AnomalyPainter: Vision-Language-Diffusion Synergy for Zero-Shot Realistic and Diverse Industrial Anomaly Synthesis
Zhangyu Lai, Yilin Lu, Xinyang Li, Jianghang Lin, Yansong Qu, Liujuan Cao, Ming Li, Rongrong Ji
TL;DR
AnomalyPainter addresses the realism-diversity trade-off in industrial anomaly synthesis by uniting Vision-Language Large Models (VLLMs), Latent Diffusion Models (LDMs), and a professional texture library Tex-9K to generate zero-shot, realistic anomalies. The method builds Tex-9K (75 categories, 8,792 textures), uses VLLMs to generate object-specific anomaly descriptions, matches descriptions to textures via CLIP, and applies ControlNet with Texture-Aware Latent Init to inpaint normal images with adapted textures, ensuring smooth boundaries. Extensive experiments on VisA and MVTec AD show superior synthesis quality (IS/IL) and improved downstream detection/localization AUROCs compared with RealNet and AnoDiff, validating both realism and diversity gains. The work provides three core contributions: a scalable zero-shot anomaly synthesis pipeline, the Tex-9K texture library, and the Texture-Aware Latent Init mechanism that stabilizes industrial image inpainting for realistic defect synthesis.
Abstract
While existing anomaly synthesis methods have made remarkable progress, achieving both realism and diversity in synthesis remains a major obstacle.
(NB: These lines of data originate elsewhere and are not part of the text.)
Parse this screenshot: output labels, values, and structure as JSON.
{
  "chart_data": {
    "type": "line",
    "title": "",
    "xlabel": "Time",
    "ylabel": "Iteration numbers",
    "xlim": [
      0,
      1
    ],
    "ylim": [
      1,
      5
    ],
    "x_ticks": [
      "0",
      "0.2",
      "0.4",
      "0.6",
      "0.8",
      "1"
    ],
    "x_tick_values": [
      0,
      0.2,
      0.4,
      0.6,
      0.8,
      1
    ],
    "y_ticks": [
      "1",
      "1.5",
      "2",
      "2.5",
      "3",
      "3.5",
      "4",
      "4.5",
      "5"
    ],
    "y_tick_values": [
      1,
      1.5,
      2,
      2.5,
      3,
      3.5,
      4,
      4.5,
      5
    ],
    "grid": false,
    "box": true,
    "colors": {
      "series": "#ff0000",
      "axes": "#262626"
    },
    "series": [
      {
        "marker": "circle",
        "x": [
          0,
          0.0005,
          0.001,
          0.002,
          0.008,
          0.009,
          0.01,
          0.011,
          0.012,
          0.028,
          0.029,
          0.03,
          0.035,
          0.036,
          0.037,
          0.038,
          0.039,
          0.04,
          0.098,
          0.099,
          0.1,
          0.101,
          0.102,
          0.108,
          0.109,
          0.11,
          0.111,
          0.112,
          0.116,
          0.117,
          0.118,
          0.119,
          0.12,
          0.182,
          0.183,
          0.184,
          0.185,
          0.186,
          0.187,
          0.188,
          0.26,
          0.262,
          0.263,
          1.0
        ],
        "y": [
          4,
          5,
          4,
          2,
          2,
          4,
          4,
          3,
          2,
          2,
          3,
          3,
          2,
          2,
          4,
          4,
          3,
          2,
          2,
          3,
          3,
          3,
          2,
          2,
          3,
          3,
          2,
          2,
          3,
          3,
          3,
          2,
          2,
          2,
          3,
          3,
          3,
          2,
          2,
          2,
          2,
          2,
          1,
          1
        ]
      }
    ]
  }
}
To address this, we propose AnomalyPainter, a zero-shot framework that breaks the diversity-realism trade-off dilemma through synergizing Vision Language Large Model (VLLM), Latent Diffusion Model (LDM), and our newly introduced texture library Tex-9K. Tex-9K is a professional texture library containing 75 categories and 8,792 texture assets crafted for diverse anomaly synthesis. Leveraging VLLM's general knowledge, reasonable anomaly text descriptions are generated for each industrial object and matched with relevant diverse textures from Tex-9K. These textures then guide the LDM via ControlNet to paint on normal images. Furthermore, we introduce Texture-Aware Latent Init to stabilize the natural-image-trained ControlNet for industrial images. Extensive experiments show that AnomalyPainter outperforms existing methods in realism, diversity, and generalization, achieving superior downstream performance.